Monday, Mar. 29, 1926

In Alaska

Last week the grey silence of northern Alaska was ruptured by an occasional rifle crack. Furtive eyes of the wild hiding in snow-hung tamarack tangles would see a fur-muffled Eskimo dragging his quarry to a camp fire, where seven other humans busied themselves preparing sledges and sleeping bags for another night in the wilderness, and 58 tawny-and-grey husky dogs nuzzled down to rest or sat on their haunches growling for supper.

Two of the humans--an Alaskan "sourdough"* called Waskey and Earl Rossman, a U. S. newspaper reporter--would be occupied with a slim skein of wires, a box and two silvery bulbs that occasionally glowed a chilly yellow against the trampled snow. In his head phones, Waskey could distinguish a thin piping note above the crackling static--a note that said another wireless operator back in Fairbanks had heard the preliminary signals of Waskey's small portable radio, was ready to receive and relay to the outer world news of the advance party of the aerial polar expedition financed by the Detroit Chamber of Commerce and commanded by Captain George H. Wilkins, Australian-born soldier of fortune.

Waskey and Reporter Rossman told how their sledging party had mushed upland for days into a trackless country of rivers and snow-buried canons, climbing to the top of the mountain range that slopes off north again to the Polar Sea. Well within the Arctic Circle, they had encountered weather severe enough at times to deaden their radio equipment. The going was heavy. Their orders were to set up a more powerful radio sending set when they topped the divide, flash a signal for Captain Wilkins and his aides to twirl their Fokker propellers in Fairbanks and take the air. The sledgers would then mush swiftly across the barren "benchlands" to meet them at the advance air base, Point Barrow.

But back in Fairbanks, misfortune, which the week before had reached out with a grip more icy than the winter winds, maintained its hold upon the main expedition. Originally, Captain Wilkins had planned to lead three monoplanes into the north--two triple-engined Fokkers and a single-motored Liberty. One of the Fokkers was burned up in January during its final tests at the Ford experimental field near Detroit. The other Fokker (the Detroiter) and the Liberty plane--dubbed Alaskan--had reached Fairbanks safely. Snowplows and road-rollers had labored for days ironing out a take-off and landing field in the wrinkled snow-carpet covering Fairbanks. But the day of the first attempted flights, Reporter Hutchinson of the North American Newspaper Alliance was killed by a whirling propeller (TIME, March 22, THE PRESS).

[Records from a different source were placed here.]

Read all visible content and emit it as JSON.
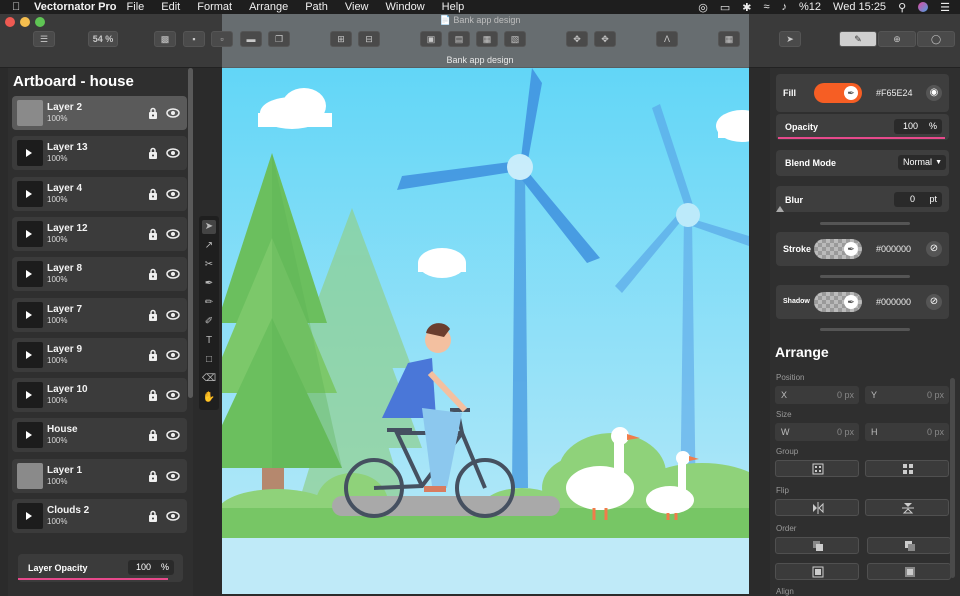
{
  "menubar": {
    "app_name": "Vectornator Pro",
    "items": [
      "File",
      "Edit",
      "Format",
      "Arrange",
      "Path",
      "View",
      "Window",
      "Help"
    ],
    "battery": "%12",
    "clock": "Wed 15:25"
  },
  "toolbar": {
    "document_title": "Bank app design",
    "zoom": "54 %",
    "bottom_title": "Bank app design"
  },
  "layers_panel": {
    "artboard_title": "Artboard - house",
    "layers": [
      {
        "name": "Layer 2",
        "opacity": "100%",
        "selected": true,
        "thumb": "grey"
      },
      {
        "name": "Layer 13",
        "opacity": "100%",
        "selected": false,
        "thumb": "dark"
      },
      {
        "name": "Layer 4",
        "opacity": "100%",
        "selected": false,
        "thumb": "dark"
      },
      {
        "name": "Layer 12",
        "opacity": "100%",
        "selected": false,
        "thumb": "dark"
      },
      {
        "name": "Layer 8",
        "opacity": "100%",
        "selected": false,
        "thumb": "dark"
      },
      {
        "name": "Layer 7",
        "opacity": "100%",
        "selected": false,
        "thumb": "dark"
      },
      {
        "name": "Layer 9",
        "opacity": "100%",
        "selected": false,
        "thumb": "dark"
      },
      {
        "name": "Layer 10",
        "opacity": "100%",
        "selected": false,
        "thumb": "dark"
      },
      {
        "name": "House",
        "opacity": "100%",
        "selected": false,
        "thumb": "dark"
      },
      {
        "name": "Layer 1",
        "opacity": "100%",
        "selected": false,
        "thumb": "grey"
      },
      {
        "name": "Clouds 2",
        "opacity": "100%",
        "selected": false,
        "thumb": "dark"
      }
    ],
    "layer_opacity_label": "Layer Opacity",
    "layer_opacity_value": "100",
    "layer_opacity_unit": "%"
  },
  "style_panel": {
    "fill_label": "Fill",
    "fill_hex": "#F65E24",
    "fill_color": "#F65E24",
    "opacity_label": "Opacity",
    "opacity_value": "100",
    "opacity_unit": "%",
    "blend_label": "Blend Mode",
    "blend_value": "Normal",
    "blur_label": "Blur",
    "blur_value": "0",
    "blur_unit": "pt",
    "stroke_label": "Stroke",
    "stroke_hex": "#000000",
    "shadow_label": "Shadow",
    "shadow_hex": "#000000"
  },
  "arrange_panel": {
    "title": "Arrange",
    "position_label": "Position",
    "x_label": "X",
    "x_value": "0 px",
    "y_label": "Y",
    "y_value": "0 px",
    "size_label": "Size",
    "w_label": "W",
    "w_value": "0 px",
    "h_label": "H",
    "h_value": "0 px",
    "group_label": "Group",
    "flip_label": "Flip",
    "order_label": "Order",
    "align_label": "Align"
  },
  "colors": {
    "accent_pink": "#E74A8C",
    "sky": "#67D6F6",
    "panel_bg": "#2F2F2F"
  }
}
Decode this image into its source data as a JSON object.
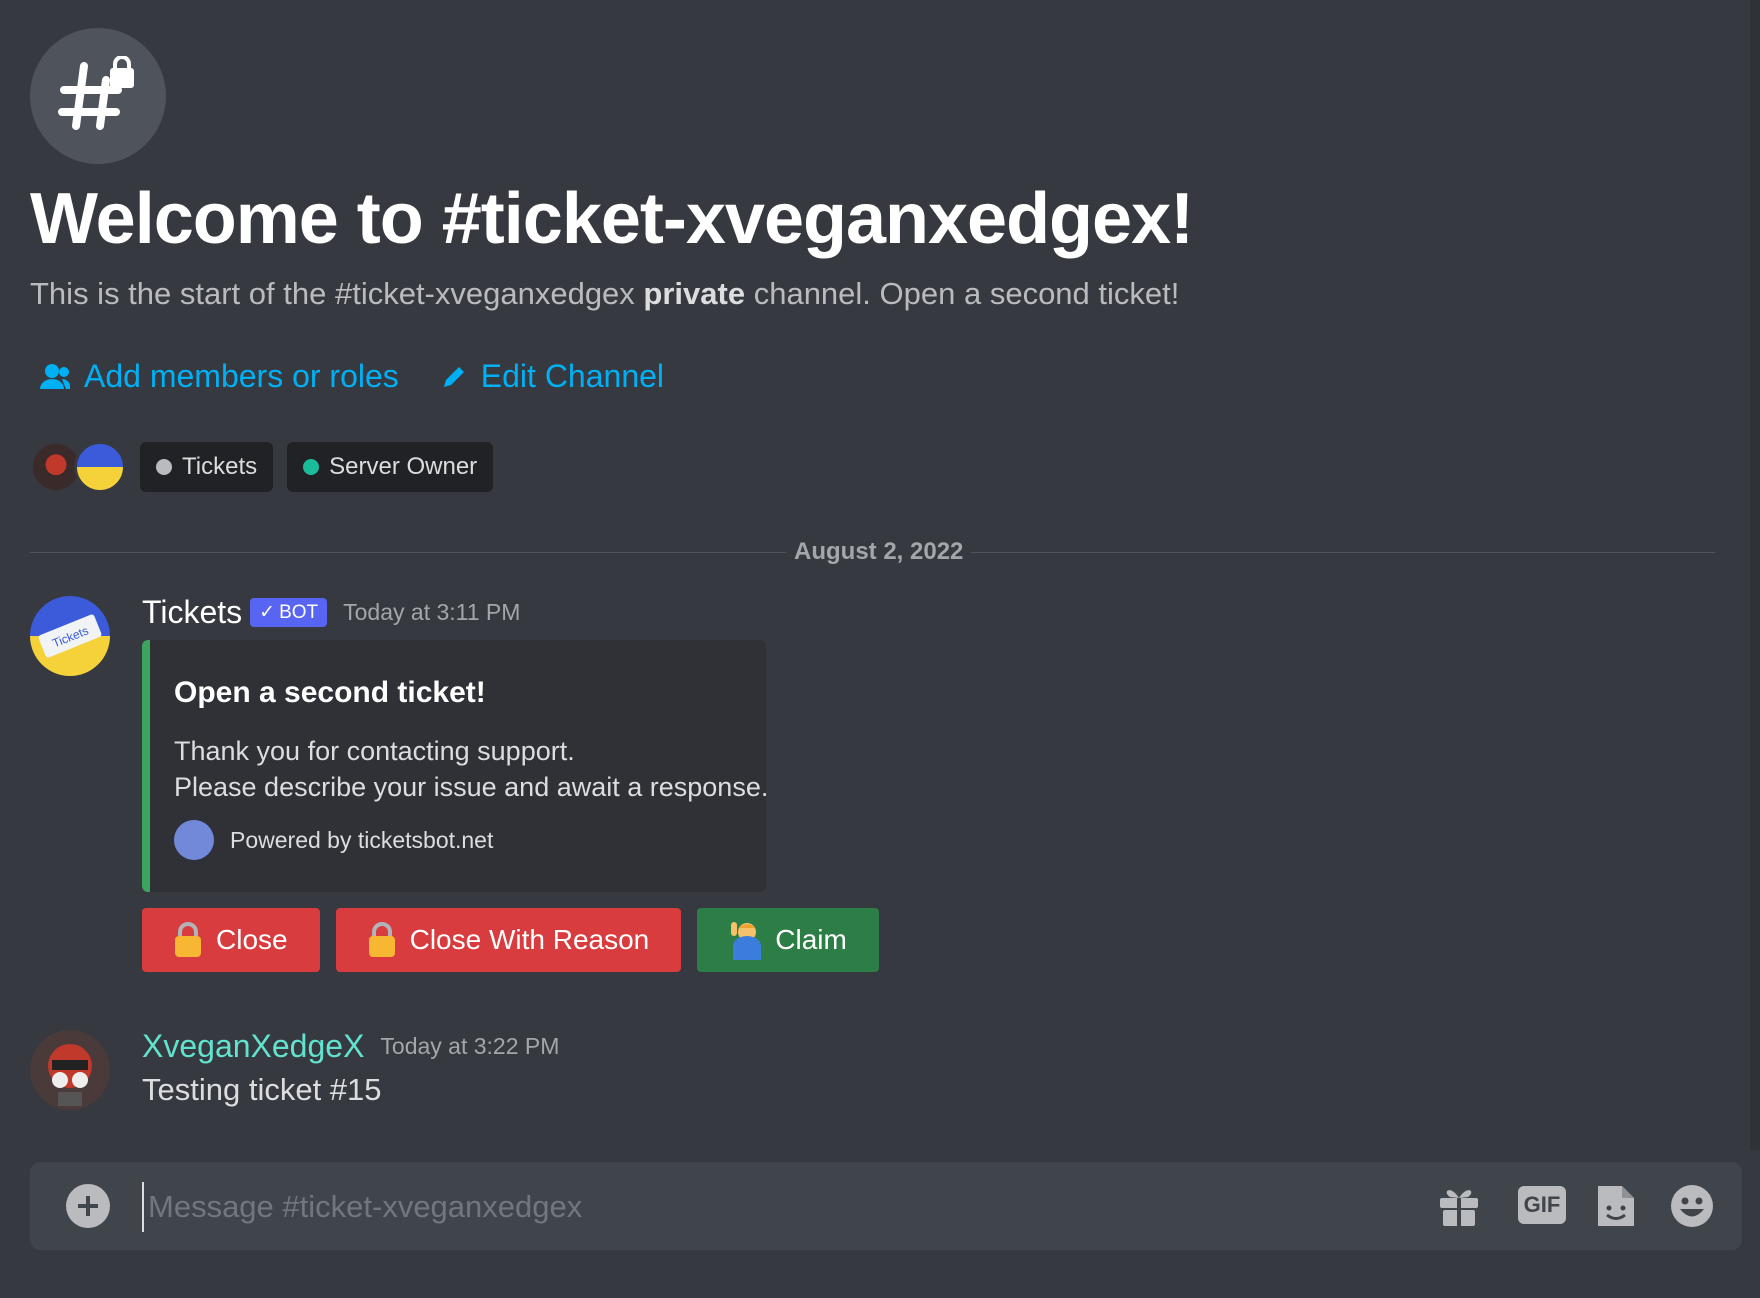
{
  "channel": {
    "welcome_title": "Welcome to #ticket-xveganxedgex!",
    "subtitle_pre": "This is the start of the #ticket-xveganxedgex ",
    "subtitle_bold": "private",
    "subtitle_post": " channel. Open a second ticket!",
    "add_members_label": "Add members or roles",
    "edit_channel_label": "Edit Channel",
    "roles": [
      {
        "name": "Tickets",
        "color": "#b9bbbe"
      },
      {
        "name": "Server Owner",
        "color": "#1abc9c"
      }
    ]
  },
  "date_divider": "August 2, 2022",
  "messages": [
    {
      "author": "Tickets",
      "bot_tag": "BOT",
      "timestamp": "Today at 3:11 PM",
      "embed": {
        "title": "Open a second ticket!",
        "line1": "Thank you for contacting support.",
        "line2": "Please describe your issue and await a response.",
        "footer": "Powered by ticketsbot.net",
        "accent_color": "#3ba55d"
      },
      "buttons": [
        {
          "label": "Close",
          "icon": "lock-icon",
          "style": "danger"
        },
        {
          "label": "Close With Reason",
          "icon": "lock-icon",
          "style": "danger"
        },
        {
          "label": "Claim",
          "icon": "person-raising-hand-icon",
          "style": "success"
        }
      ]
    },
    {
      "author": "XveganXedgeX",
      "author_color": "#62e3d0",
      "timestamp": "Today at 3:22 PM",
      "text": "Testing ticket #15"
    }
  ],
  "composer": {
    "placeholder": "Message #ticket-xveganxedgex",
    "gif_label": "GIF"
  }
}
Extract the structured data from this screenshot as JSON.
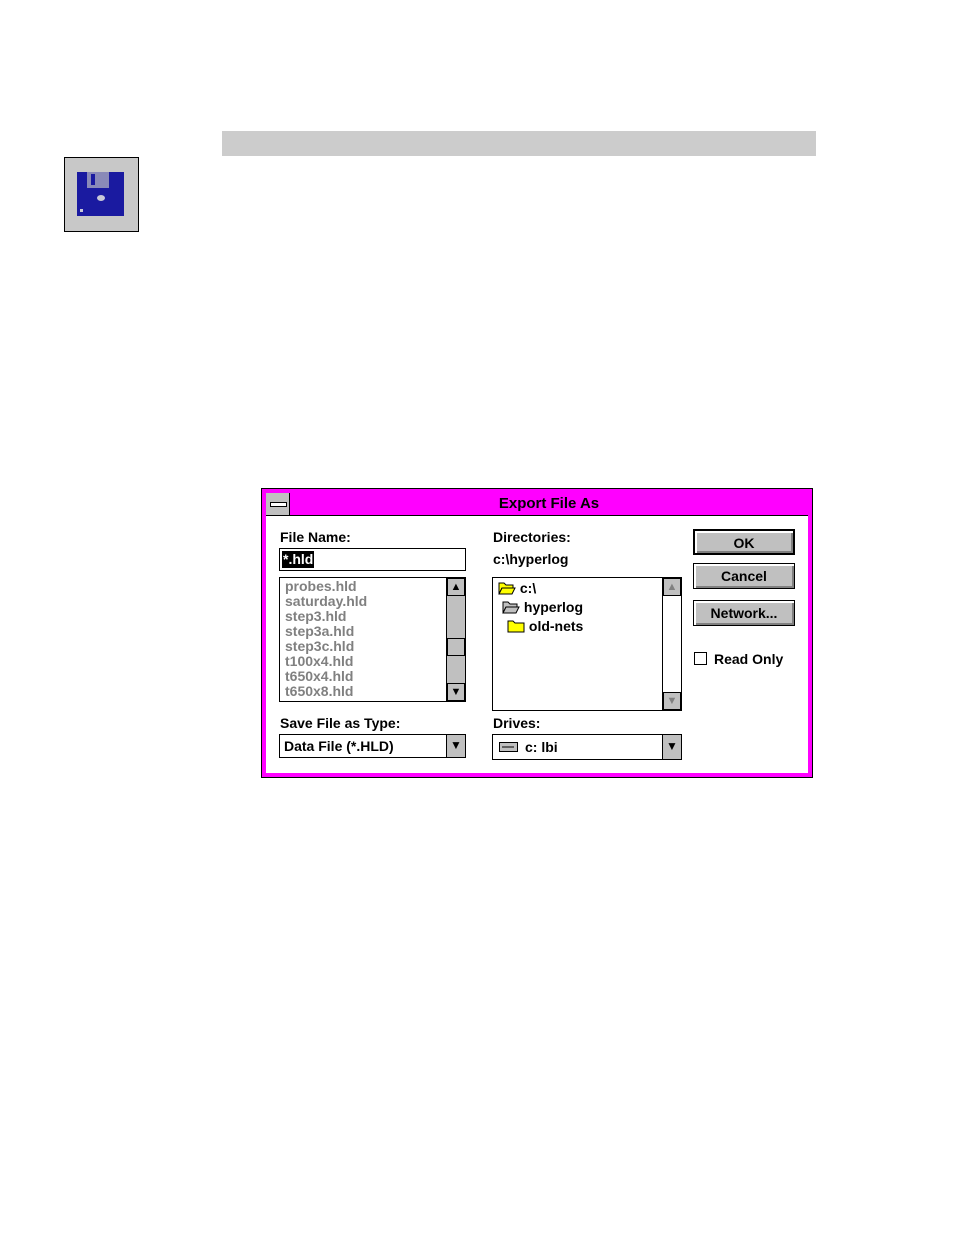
{
  "dialog": {
    "title": "Export File As",
    "file_name": {
      "label": "File Name:",
      "value": "*.hld",
      "files": [
        "probes.hld",
        "saturday.hld",
        "step3.hld",
        "step3a.hld",
        "step3c.hld",
        "t100x4.hld",
        "t650x4.hld",
        "t650x8.hld"
      ]
    },
    "directories": {
      "label": "Directories:",
      "current": "c:\\hyperlog",
      "items": [
        "c:\\",
        "hyperlog",
        "old-nets"
      ]
    },
    "save_type": {
      "label": "Save File as Type:",
      "value": "Data File (*.HLD)"
    },
    "drives": {
      "label": "Drives:",
      "value": "c: lbi"
    },
    "buttons": {
      "ok": "OK",
      "cancel": "Cancel",
      "network": "Network..."
    },
    "read_only_label": "Read Only"
  },
  "icons": [
    "save-disk-icon",
    "system-menu-icon",
    "folder-open-icon",
    "folder-icon",
    "drive-icon",
    "arrow-up-icon",
    "arrow-down-icon"
  ],
  "colors": {
    "dialog_frame": "#ff00ff",
    "disk_blue": "#1a1aa0",
    "button_face": "#c0c0c0"
  }
}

Next, when Chief Pilot Carl Ben Eielson stepped into the Alaskan's cockpit and signaled "Contact!" for a test flight, the craft bucked and plunged, struggled amain with roaring cylinders, but could not rise from the clinging snowfield. Overhead there was perfect flying weather, bright and clear. Eielson ripped the throttle wide open. The Alaskan roared forward, kicking up a small blizzard, and at last crept clear and aloft--only, when she landed after a brisk spin, to crash into a buried wire fence at the end of the field, smashing her propeller, landing gear and fuselage. No Pole flight for her for many weeks.

Next day, the great Detroiter (Hutchinson killer) was turned up, a monstrous craft capable of supporting twoscore men on her outstretched wings. Charging forward thunderously, she soon leapt up from the snow and swung about the sky. But she too, when she alighted, plowed through the snow so heavily that her landing gear crumpled; she stumbled forward on her nose, twisted a propeller and wrenched one powerful engine out of its moorings. No Pole flight for her either, for many weeks, and she was the plane that was to freight food and gasoline over the wastes to Point Barrow.

Knowing Capt. Wilkins for a persistent and resourceful man (he plans to live in the polar regions largely on what game can be shot), and knowing Chief Pilot Eielson for an indefatigable flyer (singlehanded he overcame a hundred vicissitudes of the North, flew 60,000 unaccompanied miles in the Alaskan air mail service), U. S. airmen had no doubt that the expedition would be pushed ahead notwithstanding.

*A "sourdough" is an old-stager who knows enough to use yeast in making his bread and not to live on bread stirred up impromptu.